Though there’s been some criticism emerging from liberal Democrats who say the president agreed to too many Republican demands in the deal by leaving out any revenue-raising measures, but Plouffe said on the CBS “Early Show” that “we’re not concerned about any of that.”
Sperling stressed that tax increases — “shared sacrifice” — could be part of the next stage of deficit reduction that will be orchestrated by the super-committee that is part of the deal.
“We were making sure the United States didn’t default for the first time, and signing a package here that we thought wouldn’t harm the economy in the short run,” Plouffe said.
McCain, meanwhile, said on CBS that he “will probably have to swallow hard” as he votes for the bill because of its potential to slash billions from the federal defense budget, but will nonetheless support it, and thinks his colleagues should do the same.
“I think the important thing for us is to go ahead and get this thing done,” he said. “it does have significant advantages, reducing the deficit more than we are raising the debt limit, no tax increases was important to us.”
McCain pointed to the plan put forward by Senate Minority Leader Mitch McConnell (R-Ky.) in mid-July as setting the stage for the eventual deal.
“Senator McConnell, who is a very astute politician, understands very well how the Congress works,” he said. “But, you know, rather than me saying who won and who lost and … there will be plenty of time for that.”

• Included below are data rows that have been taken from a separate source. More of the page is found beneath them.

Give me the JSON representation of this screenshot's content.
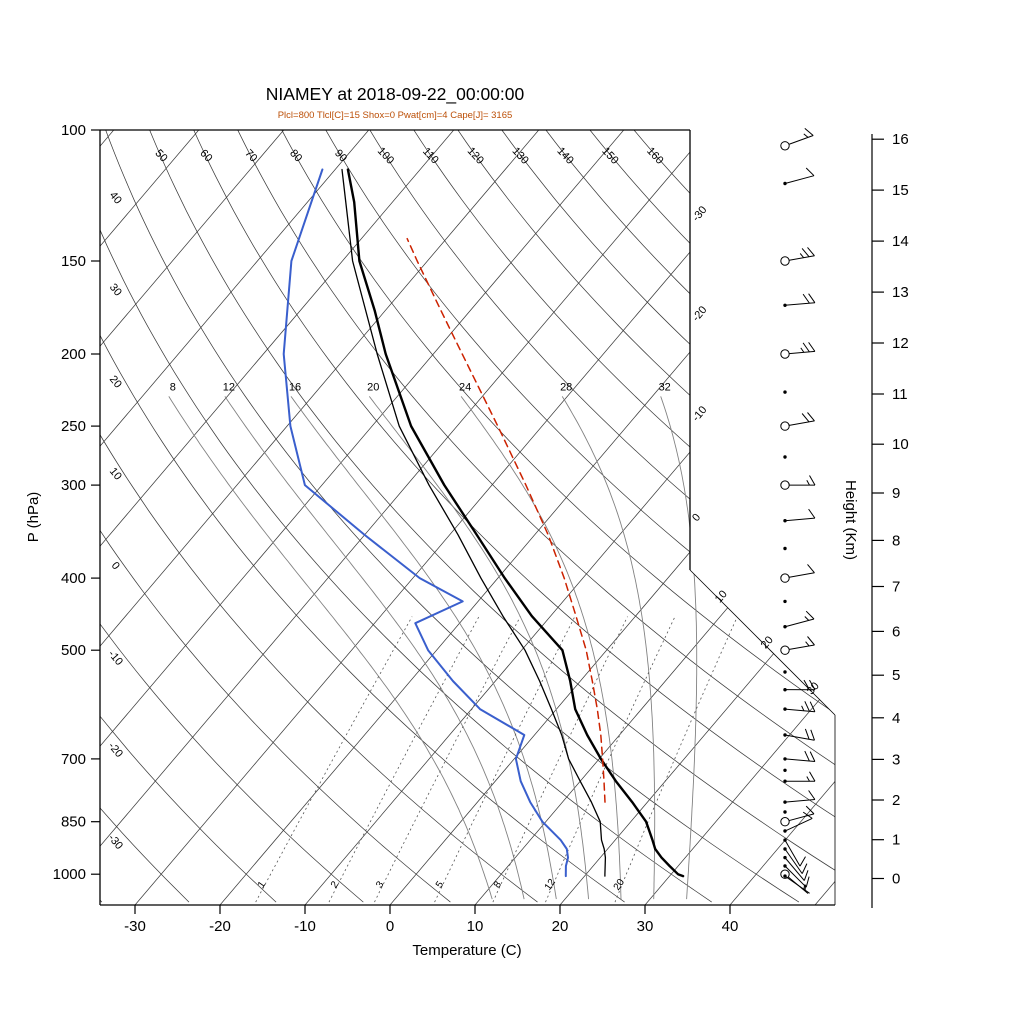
{
  "title": "NIAMEY at 2018-09-22_00:00:00",
  "subtitle": "Plcl=800 Tlcl[C]=15 Shox=0 Pwat[cm]=4 Cape[J]= 3165",
  "colors": {
    "temperature": "#000000",
    "wet_bulb": "#000000",
    "dewpoint": "#3a5fcd",
    "parcel": "#cc2200",
    "subtitle": "#bc4f07",
    "background_line": "#3c3c3c",
    "moist_line": "#828282",
    "mixratio_line": "#555555",
    "frame": "#000000"
  },
  "axes": {
    "pressure": {
      "label": "P (hPa)",
      "ticks": [
        "100",
        "150",
        "200",
        "250",
        "300",
        "400",
        "500",
        "700",
        "850",
        "1000"
      ]
    },
    "temperature": {
      "label": "Temperature (C)",
      "ticks": [
        "-30",
        "-20",
        "-10",
        "0",
        "10",
        "20",
        "30",
        "40"
      ]
    },
    "height": {
      "label": "Height (Km)",
      "ticks": [
        "0",
        "1",
        "2",
        "3",
        "4",
        "5",
        "6",
        "7",
        "8",
        "9",
        "10",
        "11",
        "12",
        "13",
        "14",
        "15",
        "16"
      ]
    }
  },
  "background_labels": {
    "dry_adiabats_top": [
      "50",
      "60",
      "70",
      "80",
      "90",
      "100",
      "110",
      "120",
      "130",
      "140",
      "150",
      "160"
    ],
    "dry_adiabats_left": [
      "40",
      "30",
      "20",
      "10",
      "0",
      "-10",
      "-20",
      "-30"
    ],
    "isotherms_right_edge": [
      "-30",
      "-20",
      "-10",
      "0"
    ],
    "isotherms_diagonal": [
      "10",
      "20",
      "30"
    ],
    "moist_adiabats": [
      "8",
      "12",
      "16",
      "20",
      "24",
      "28",
      "32"
    ],
    "mixing_ratios": [
      "1",
      "2",
      "3",
      "5",
      "8",
      "12",
      "20"
    ]
  },
  "chart_data": {
    "type": "line",
    "variant": "skew-t-log-p-sounding",
    "station": "NIAMEY",
    "datetime": "2018-09-22_00:00:00",
    "indices": {
      "Plcl": 800,
      "Tlcl_C": 15,
      "Shox": 0,
      "Pwat_cm": 4,
      "Cape_J": 3165
    },
    "pressure_range_hPa": [
      100,
      1100
    ],
    "temperature_axis_C": [
      -30,
      40
    ],
    "height_axis_km": [
      0,
      16
    ],
    "series": [
      {
        "name": "temperature",
        "color_key": "temperature",
        "style": "solid",
        "width": 2.4,
        "points": [
          [
            1006,
            31.6
          ],
          [
            1000,
            30.8
          ],
          [
            975,
            29.0
          ],
          [
            950,
            27.2
          ],
          [
            925,
            25.6
          ],
          [
            900,
            24.4
          ],
          [
            850,
            21.8
          ],
          [
            800,
            18.2
          ],
          [
            750,
            14.2
          ],
          [
            700,
            10.2
          ],
          [
            650,
            6.2
          ],
          [
            600,
            2.2
          ],
          [
            550,
            -1.2
          ],
          [
            500,
            -5.2
          ],
          [
            450,
            -12.2
          ],
          [
            400,
            -19.2
          ],
          [
            350,
            -26.8
          ],
          [
            300,
            -35.6
          ],
          [
            250,
            -45.4
          ],
          [
            200,
            -55.6
          ],
          [
            175,
            -61.2
          ],
          [
            150,
            -68.0
          ],
          [
            125,
            -74.5
          ],
          [
            113,
            -78.5
          ]
        ]
      },
      {
        "name": "wet_bulb",
        "color_key": "wet_bulb",
        "style": "solid",
        "width": 1.3,
        "points": [
          [
            1006,
            22.4
          ],
          [
            1000,
            22.2
          ],
          [
            950,
            20.6
          ],
          [
            925,
            19.6
          ],
          [
            900,
            18.4
          ],
          [
            850,
            16.4
          ],
          [
            800,
            13.4
          ],
          [
            750,
            10.0
          ],
          [
            700,
            6.4
          ],
          [
            650,
            3.2
          ],
          [
            600,
            -0.6
          ],
          [
            550,
            -4.8
          ],
          [
            500,
            -9.6
          ],
          [
            450,
            -15.6
          ],
          [
            400,
            -22.0
          ],
          [
            350,
            -29.0
          ],
          [
            300,
            -37.4
          ],
          [
            250,
            -46.8
          ],
          [
            200,
            -56.6
          ],
          [
            150,
            -68.8
          ],
          [
            113,
            -79.2
          ]
        ]
      },
      {
        "name": "dewpoint",
        "color_key": "dewpoint",
        "style": "solid",
        "width": 2.0,
        "points": [
          [
            1006,
            17.8
          ],
          [
            1000,
            17.6
          ],
          [
            975,
            16.8
          ],
          [
            950,
            16.2
          ],
          [
            925,
            15.2
          ],
          [
            900,
            13.6
          ],
          [
            850,
            9.6
          ],
          [
            800,
            6.2
          ],
          [
            750,
            3.0
          ],
          [
            700,
            0.2
          ],
          [
            650,
            -1.2
          ],
          [
            600,
            -9.0
          ],
          [
            550,
            -15.0
          ],
          [
            500,
            -21.0
          ],
          [
            460,
            -25.2
          ],
          [
            430,
            -21.8
          ],
          [
            400,
            -29.2
          ],
          [
            350,
            -40.0
          ],
          [
            300,
            -52.0
          ],
          [
            250,
            -59.6
          ],
          [
            200,
            -67.6
          ],
          [
            150,
            -76.0
          ],
          [
            113,
            -81.5
          ]
        ]
      },
      {
        "name": "parcel",
        "color_key": "parcel",
        "style": "dashed",
        "width": 1.5,
        "points": [
          [
            800,
            15.0
          ],
          [
            750,
            12.8
          ],
          [
            700,
            10.4
          ],
          [
            650,
            7.8
          ],
          [
            600,
            4.8
          ],
          [
            550,
            1.4
          ],
          [
            500,
            -2.4
          ],
          [
            450,
            -7.0
          ],
          [
            400,
            -12.2
          ],
          [
            350,
            -18.4
          ],
          [
            300,
            -26.0
          ],
          [
            250,
            -35.2
          ],
          [
            200,
            -46.6
          ],
          [
            175,
            -53.4
          ],
          [
            150,
            -61.2
          ],
          [
            140,
            -64.6
          ]
        ]
      }
    ],
    "wind_barbs_kt": [
      {
        "p": 105,
        "spd": 15,
        "dir": 70,
        "circle": true,
        "barb": true
      },
      {
        "p": 118,
        "spd": 8,
        "dir": 75,
        "circle": false,
        "barb": true
      },
      {
        "p": 150,
        "spd": 25,
        "dir": 80,
        "circle": true,
        "barb": true
      },
      {
        "p": 172,
        "spd": 20,
        "dir": 85,
        "circle": false,
        "barb": true
      },
      {
        "p": 200,
        "spd": 25,
        "dir": 85,
        "circle": true,
        "barb": true
      },
      {
        "p": 225,
        "spd": 15,
        "dir": 90,
        "circle": false,
        "barb": false
      },
      {
        "p": 250,
        "spd": 20,
        "dir": 80,
        "circle": true,
        "barb": true
      },
      {
        "p": 275,
        "spd": 10,
        "dir": 85,
        "circle": false,
        "barb": false
      },
      {
        "p": 300,
        "spd": 15,
        "dir": 90,
        "circle": true,
        "barb": true
      },
      {
        "p": 335,
        "spd": 10,
        "dir": 85,
        "circle": false,
        "barb": true
      },
      {
        "p": 365,
        "spd": 5,
        "dir": 80,
        "circle": false,
        "barb": false
      },
      {
        "p": 400,
        "spd": 10,
        "dir": 80,
        "circle": true,
        "barb": true
      },
      {
        "p": 430,
        "spd": 8,
        "dir": 75,
        "circle": false,
        "barb": false
      },
      {
        "p": 465,
        "spd": 15,
        "dir": 75,
        "circle": false,
        "barb": true
      },
      {
        "p": 500,
        "spd": 15,
        "dir": 80,
        "circle": true,
        "barb": true
      },
      {
        "p": 535,
        "spd": 10,
        "dir": 85,
        "circle": false,
        "barb": false
      },
      {
        "p": 565,
        "spd": 18,
        "dir": 90,
        "circle": false,
        "barb": true
      },
      {
        "p": 600,
        "spd": 25,
        "dir": 95,
        "circle": false,
        "barb": true
      },
      {
        "p": 650,
        "spd": 22,
        "dir": 100,
        "circle": false,
        "barb": true
      },
      {
        "p": 700,
        "spd": 18,
        "dir": 95,
        "circle": false,
        "barb": true
      },
      {
        "p": 725,
        "spd": 15,
        "dir": 95,
        "circle": false,
        "barb": false
      },
      {
        "p": 750,
        "spd": 15,
        "dir": 90,
        "circle": false,
        "barb": true
      },
      {
        "p": 800,
        "spd": 12,
        "dir": 85,
        "circle": false,
        "barb": true
      },
      {
        "p": 825,
        "spd": 10,
        "dir": 80,
        "circle": false,
        "barb": false
      },
      {
        "p": 850,
        "spd": 10,
        "dir": 75,
        "circle": true,
        "barb": true
      },
      {
        "p": 875,
        "spd": 8,
        "dir": 65,
        "circle": false,
        "barb": true
      },
      {
        "p": 900,
        "spd": 8,
        "dir": 150,
        "circle": false,
        "barb": true
      },
      {
        "p": 925,
        "spd": 10,
        "dir": 145,
        "circle": false,
        "barb": true
      },
      {
        "p": 950,
        "spd": 10,
        "dir": 140,
        "circle": false,
        "barb": true
      },
      {
        "p": 975,
        "spd": 8,
        "dir": 135,
        "circle": false,
        "barb": true
      },
      {
        "p": 1000,
        "spd": 6,
        "dir": 130,
        "circle": true,
        "barb": true
      },
      {
        "p": 1006,
        "spd": 5,
        "dir": 125,
        "circle": false,
        "barb": true
      }
    ]
  }
}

Senate Majority Whip Dick Durbin (D-Ill.) held out hope Monday that the super committee would agree to new ways of raising revenues.

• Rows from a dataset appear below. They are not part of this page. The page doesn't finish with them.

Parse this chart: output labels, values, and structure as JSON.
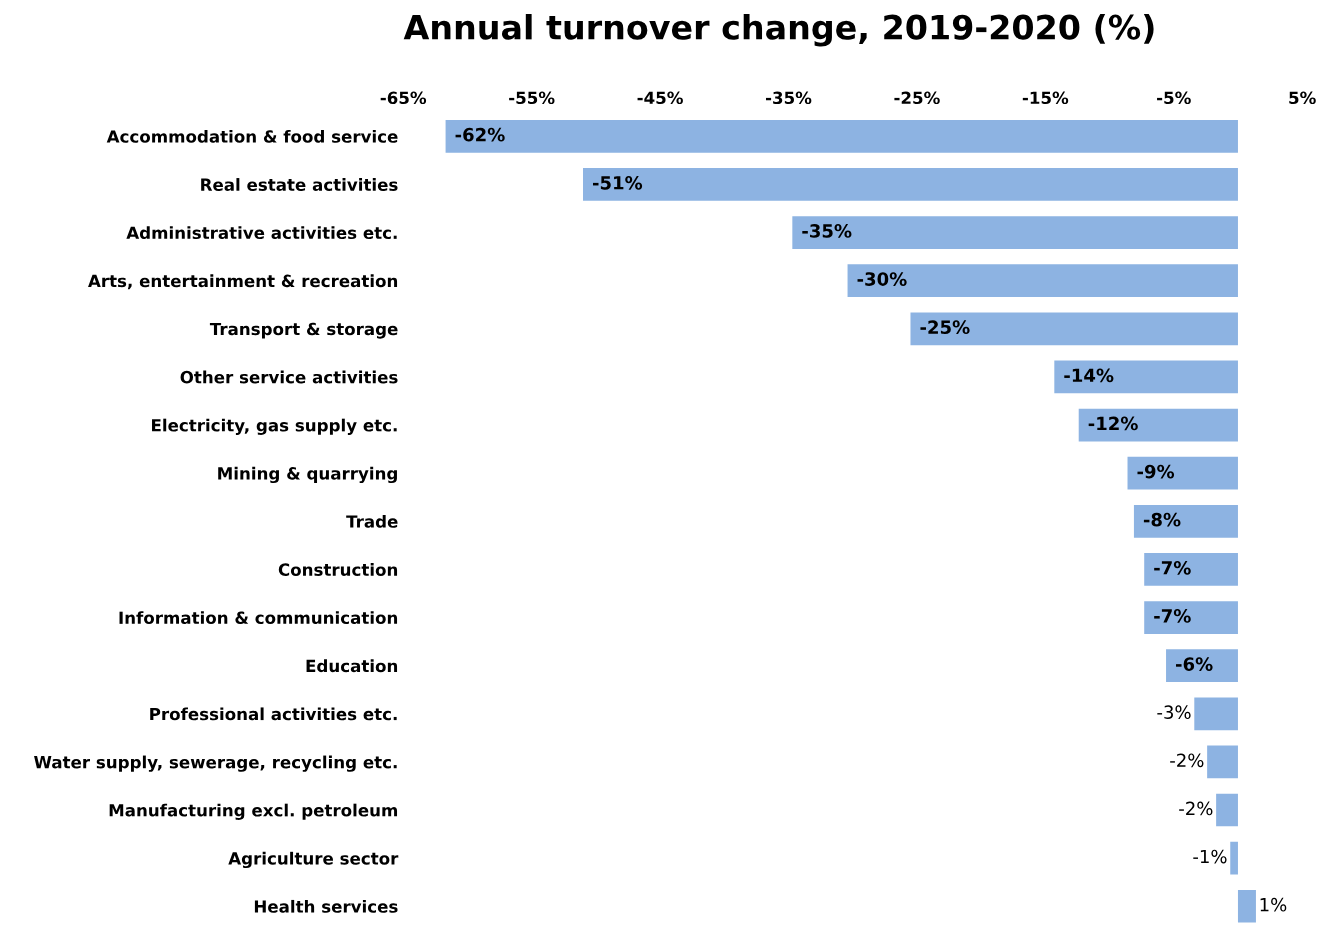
{
  "chart_data": {
    "type": "bar",
    "orientation": "horizontal",
    "title": "Annual turnover change, 2019-2020 (%)",
    "categories": [
      "Accommodation & food service",
      "Real estate activities",
      "Administrative activities etc.",
      "Arts, entertainment & recreation",
      "Transport & storage",
      "Other service activities",
      "Electricity, gas supply etc.",
      "Mining & quarrying",
      "Trade",
      "Construction",
      "Information & communication",
      "Education",
      "Professional activities etc.",
      "Water supply, sewerage, recycling etc.",
      "Manufacturing excl. petroleum",
      "Agriculture sector",
      "Health services"
    ],
    "values": [
      -61.7,
      -51.0,
      -34.7,
      -30.4,
      -25.5,
      -14.3,
      -12.4,
      -8.6,
      -8.1,
      -7.3,
      -7.3,
      -5.6,
      -3.4,
      -2.4,
      -1.7,
      -0.6,
      1.4
    ],
    "value_labels": [
      "-62%",
      "-51%",
      "-35%",
      "-30%",
      "-25%",
      "-14%",
      "-12%",
      "-9%",
      "-8%",
      "-7%",
      "-7%",
      "-6%",
      "-3%",
      "-2%",
      "-2%",
      "-1%",
      "1%"
    ],
    "color": "#8db3e2",
    "xlim": [
      -65,
      5
    ],
    "xticks": [
      {
        "value": -65,
        "label": "-65%"
      },
      {
        "value": -55,
        "label": "-55%"
      },
      {
        "value": -45,
        "label": "-45%"
      },
      {
        "value": -35,
        "label": "-35%"
      },
      {
        "value": -25,
        "label": "-25%"
      },
      {
        "value": -15,
        "label": "-15%"
      },
      {
        "value": -5,
        "label": "-5%"
      },
      {
        "value": 5,
        "label": "5%"
      }
    ],
    "grid": false
  }
}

“I certainly hope that we can come to a consensus through this joint committee much the same we did with the Bowles-Simpson Commission and with the Gang of Six that basically says put everything on the table,” he said on CNN’s “American Morning,” althouh he admitted that previous bipartisan efforts “went nowhere.”

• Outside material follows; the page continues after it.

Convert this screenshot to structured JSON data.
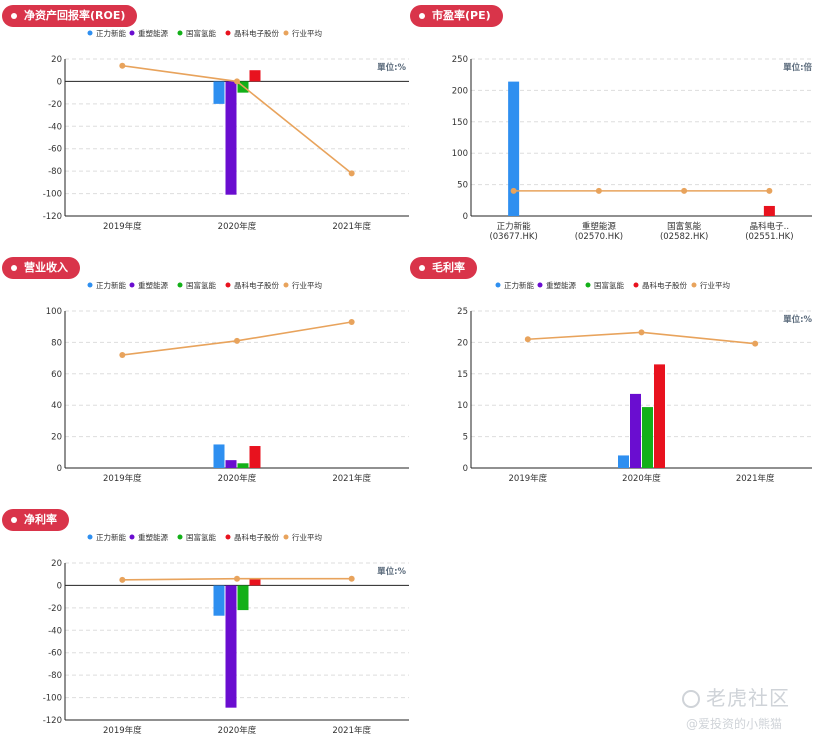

“We’re going to have to decide as a nation whether we’re going somewhere, whether there is a bipartisan commitment to reducing this debt,” he said. “Two trillion is good, but $4 trillion was really our goal and still should be our goal. That means putting everything on the table. I hope this joint committee will move us in that direction, some of the threats, the so-called trigger may move them to that conclusion.”
Potential cuts to defense spending and to domestic spending create “a compelling political case on both sides” to support the findings of the committee, Durbin said on MSNBC.
Another Democrat, Rep. Barney Frank, said on MSNBC that he does “not like this deal,” but “it would’ve been worse” for the president to invoke the 14th Amendment to the Constitution and raise the debt ceiling on his own. That, the Massachusetts congressman said, “would have so exacerbated anger.”
The president’s advisors didn’t quite hail the deal as a victory, but they were enthusiastic about being able to move on to other issues facing the country.
Once the bill is signed into law, the Obama administration and Congress “can move forcefully and centrally onto the economy, onto job creation,” Plouffe said on NBC. “This debt ceiling clearly was harming our economy, it was harming consumer confidence.”
“I think the American people obviously would like a little bit more compromise and less shouting,” Plouffe said. “That’s the leadership the president tried to bring and hopefully moving forward our leaders in Congress — particularly in the Republican Party will learn that this can’t be my way or the highway, that any agreement in divided government is going to be based on compromise.”